Sie kommen immer wieder auf den Gedanken des »Korrekturfaktors« zurück. Ist es der wesentliche Zweck der LINKEN, andere Parteien zu reformieren?
Wir wollen die Gesellschaft verändern. Das passiert außerparlamentarisch und parlamentarisch. Da wir eine Parteiendemokratie haben, funktioniert das auch über die Parteien, nicht nur über eine. Ich bleibe dabei: Würden wir am Sonntag ein schlechteres Ergebnis als vor vier Jahren erzielen, wird es in dieser Gesellschaft unsozialer und brutaler. Erreichen wir unser Ziel 10 plus X – wovon ich ausgehe –, gibt es die umgekehrte Entwicklung. Das macht einen Teil unseres gegenwärtigen Stellenwertes aus und ich glaube, dass das zunehmend mehr Menschen erkennen. Das hat allerdings noch nichts mit Regierungskoalitionen zu tun.
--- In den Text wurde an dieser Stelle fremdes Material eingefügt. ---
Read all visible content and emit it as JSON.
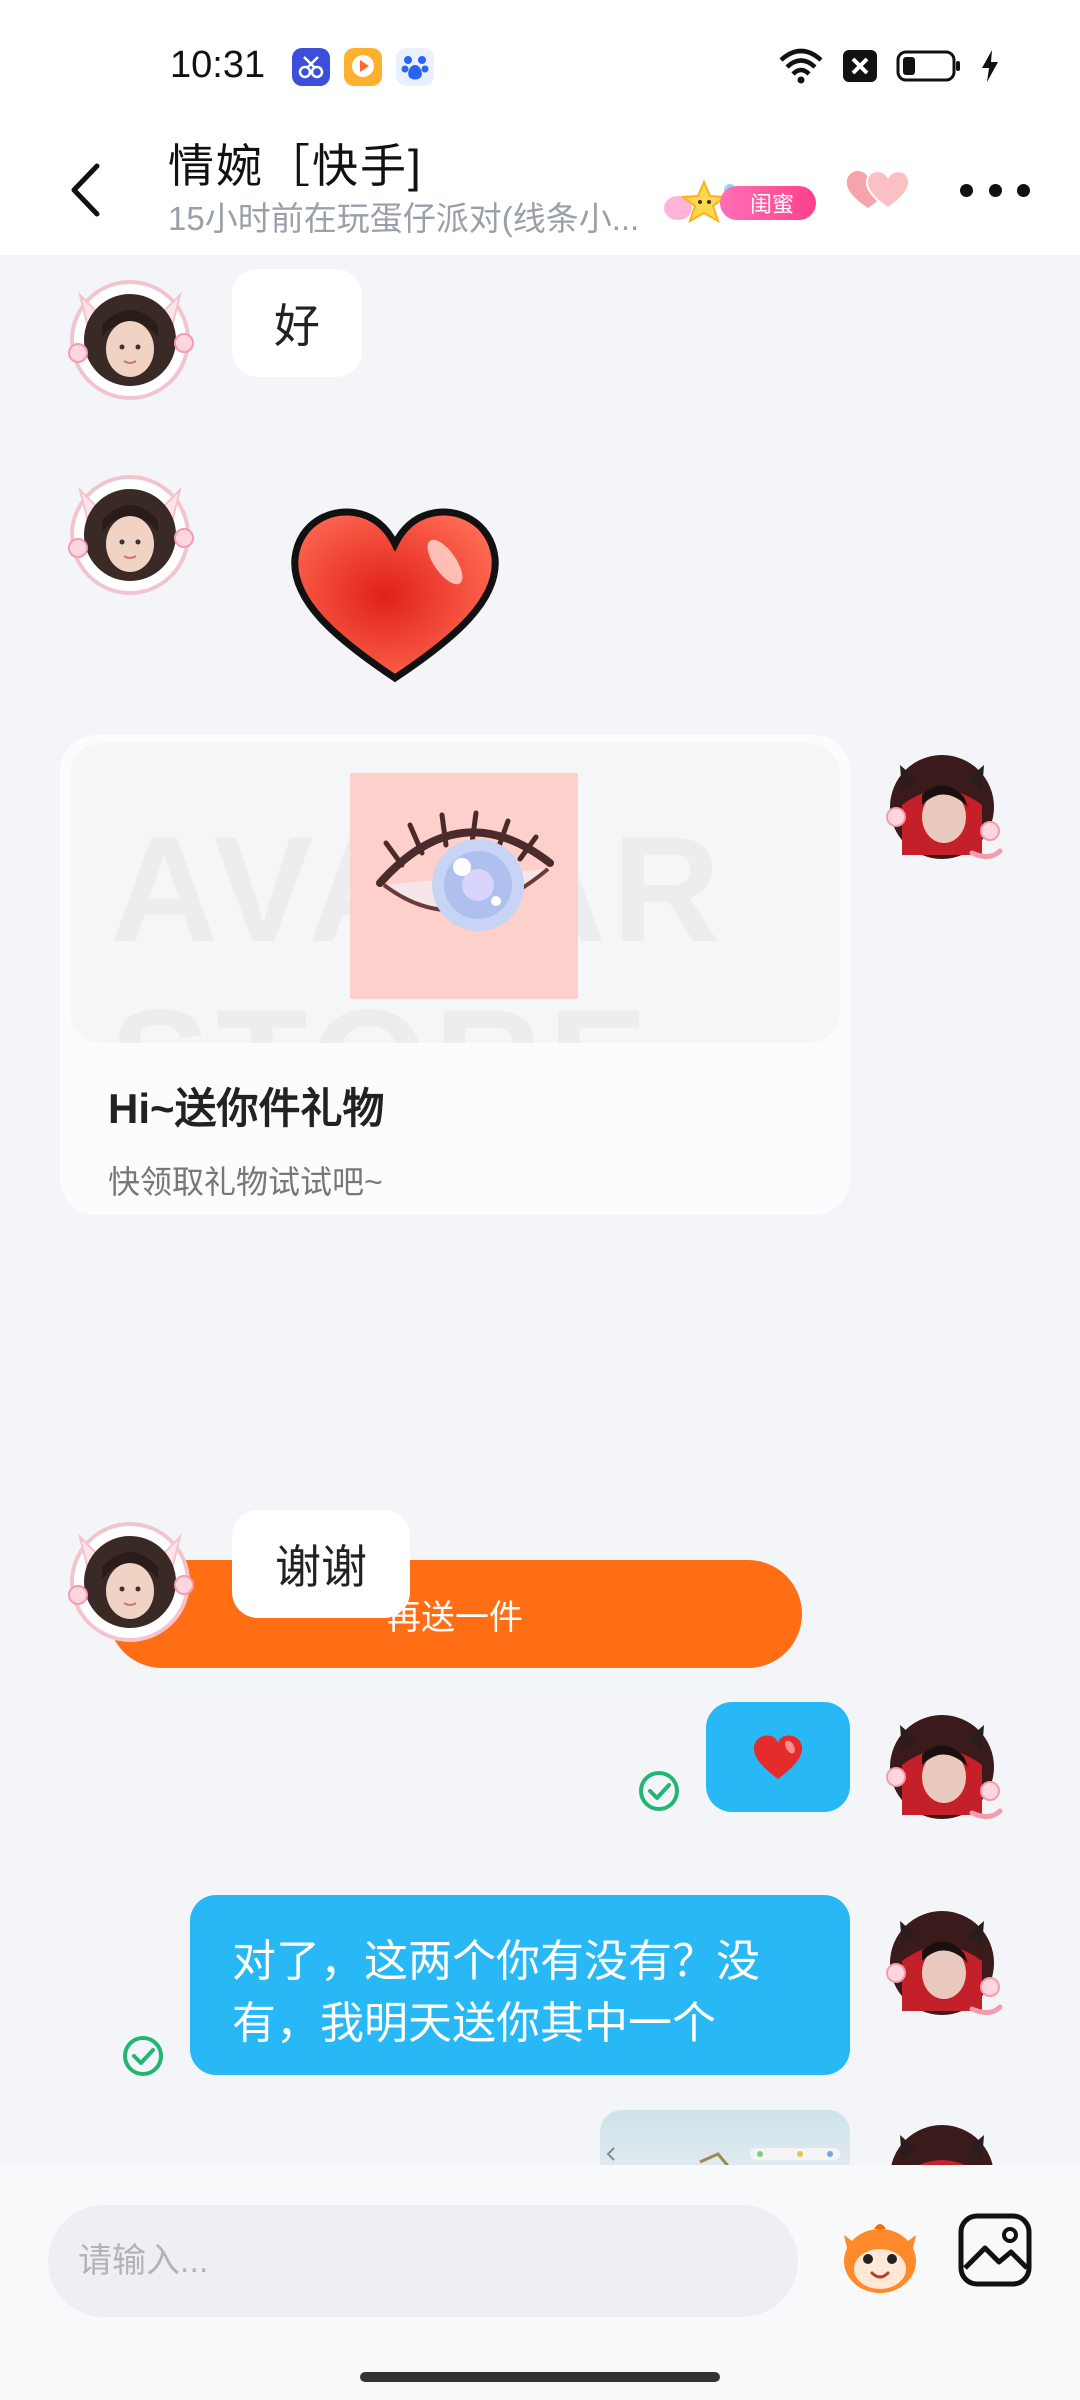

Aber es ist ein Schritt auf dem Weg dorthin?
Es gibt für Regierungskoalitionen drei Voraussetzungen. Die erste ist eine inhaltliche Übereinstimmung – die ist zur Zeit bei weitem nicht vorhanden. Die zweite ist eine gesellschaftliche Akzeptanz – das heißt, auch ein CSU-Wähler muss immerhin damit leben können. Drittens muss eine Koalition von einer gesellschaftlichen Stimmung getragen sein. Sind diese Voraussetzungen gegeben, wird es auch passieren. Ich erinnere an unsere Erfahrung in Berlin: Nach der schweren Bankenkrise dort haben auch Westberlinerinnen und Westberliner, die uns gar nicht mochten, gesagt, sie könnten mit Rot-Rot leben. Warten wir doch die Entwicklung der SPD ab.

Und Gregor Gysi findet sich irgendwann noch einmal bei einem Vereinigungsparteitag wieder?
Ganz bestimmt nicht. Es wäre ein großer Fehler, wenn man die Selbstständigkeit der LINKEN aufgäbe, weil man denkt, die SPD hat sich ganz gut gemacht. Die SPD wird – nicht nur, wenn sie regiert – dazu tendieren, sich wieder in die Schrödersche Richtung zu entwickeln. Gäbe es dann keinen Korrekturfaktor links von ihr, wäre dieser Prozess nicht zu stoppen. Man darf sich nicht verführen lassen und sich selber aufgeben. Auch bei einer resozialdemokratisierten SPD unterscheiden wir uns von ihr, denn wir wollen den Kapitalismus nicht nur sozialer gestalten, sondern einen demokratischen Sozialismus. Und überdies will ich nicht als Sozi aus meinem Leben scheiden.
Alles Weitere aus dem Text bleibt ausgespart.